The PI3K signaling pathway is widely reported to be crucial for follicle growth [40] and promotes cell survival and suppress apoptosis in mammalian GCs [21,23]. Most importantly, the growth and proliferation of GCs play critical roles in the biological processes of recruitment, selection and maturation of follicles [20,41]. In this study, we found that pcDNA3.1-KISS1 could significantly increase the mRNA expression of PIK3CG, PIK3C1, PDK1 (Figure 2B), which are the important upstream genes of the PI3K signaling pathway. But pcDNA3.1-KISS1 significantly decreased the mRNA levels of FOXO3, TSC2, and BAD (Figure 2C), which are the important downstream genes of the PI3K signaling pathway. Previous studies recommend that PIK3CG exhibits significant DNA copy number gains in ovarian cancer, compared to normal ovary in humans [42], PIK3C1 promotes the activation of primordial follicles [43], and moreover, in PDK1 depletion in oocytes depletes the majority of primordial follicles around the onset of sexual maturity and causes premature ovarian failure in mice [44]. In addition, FOXO3 depletion in GCs disrupts the normal ovarian follicular growth in mice [45], and a lower FOXO3 mRNA expression in GCs may lead to infertility in women [46]. BAD can reduce progesterone levels by promoting ovarian GC apoptosis in sheep [47]. Being TSC2-deficient in oocytes results in the depletion of follicles in early adulthood [48]. Furthermore, results of Annexin V-FITC flow cytometry further identified that pcDNA3.1-KISS1 inhibited the apoptosis of GCs (Figure 2D). Moreover, pcDNA3.1-KISS1 was found to decrease the percentage of GCs at G0/G1 phase of the cell cycle (Figure 2E). These observations demonstrated that KISS1 was likely to be involved in the PI3K signaling pathway, suppress cell apoptosis, and regulate cell cycle entry.
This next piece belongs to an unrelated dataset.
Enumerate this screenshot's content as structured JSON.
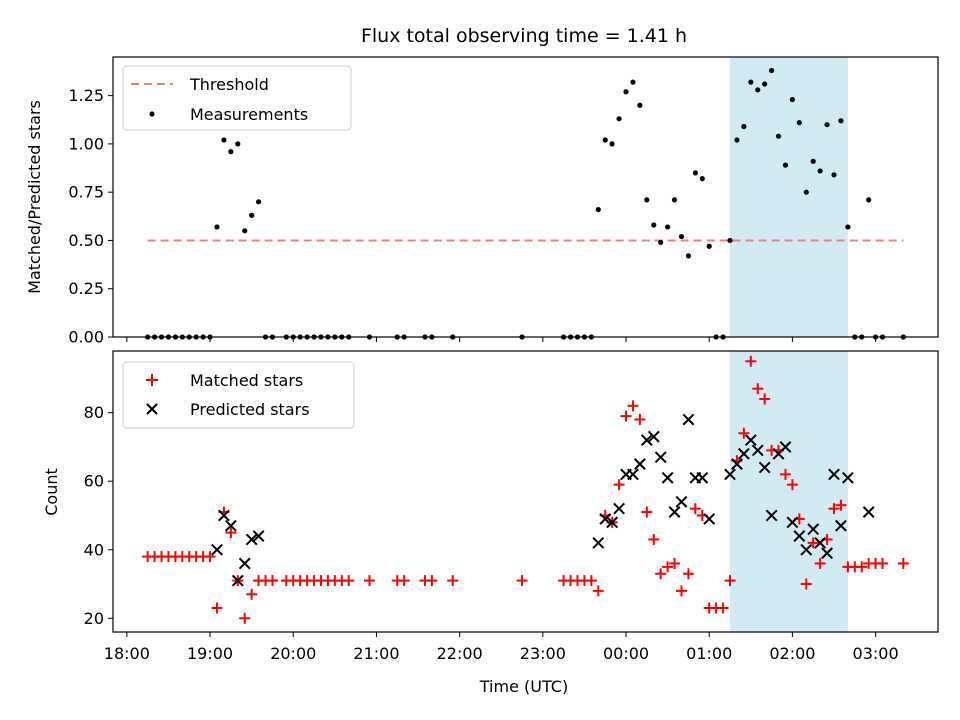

In mammalian ovaries, E2 was mainly synthetized and produced in GCs [49,50] and then to stimulate the differentiation of GCs [17,18] and facilitate the maturation of follicles [19]. In this study, we found that pcDNA3.1-KISS1 could significantly increase the mRNA levels of 3B-HSD and CYP19A of estrogen synthesis signaling pathway (Figure 3A) and increase the concentration of E2 in the supernatant of the cultured GCs (Figure 3B). Moreover, pcDNA3.1-KISS1 could increase the mRNA expression levels of ESR1 and ESR2 (Figure 3C). These results suggested that KISS1 might stimulate the synthesis of E2 in porcine GCs.

5. Conclusions

Collectively, KISS1 was observed to involve in PI3K signaling pathway, suppress cell apoptosis, and stimulate synthesis of E2 via boosting the estrogen synthesis signaling pathway. Moreover, these findings were highly accorded with the supposed role of KISS1 promoting the follicular mature. These results would be of great interest for exploring the biologically molecular functionalities of KISS1 on cell survival and steroidogenesis in mammalian GCs.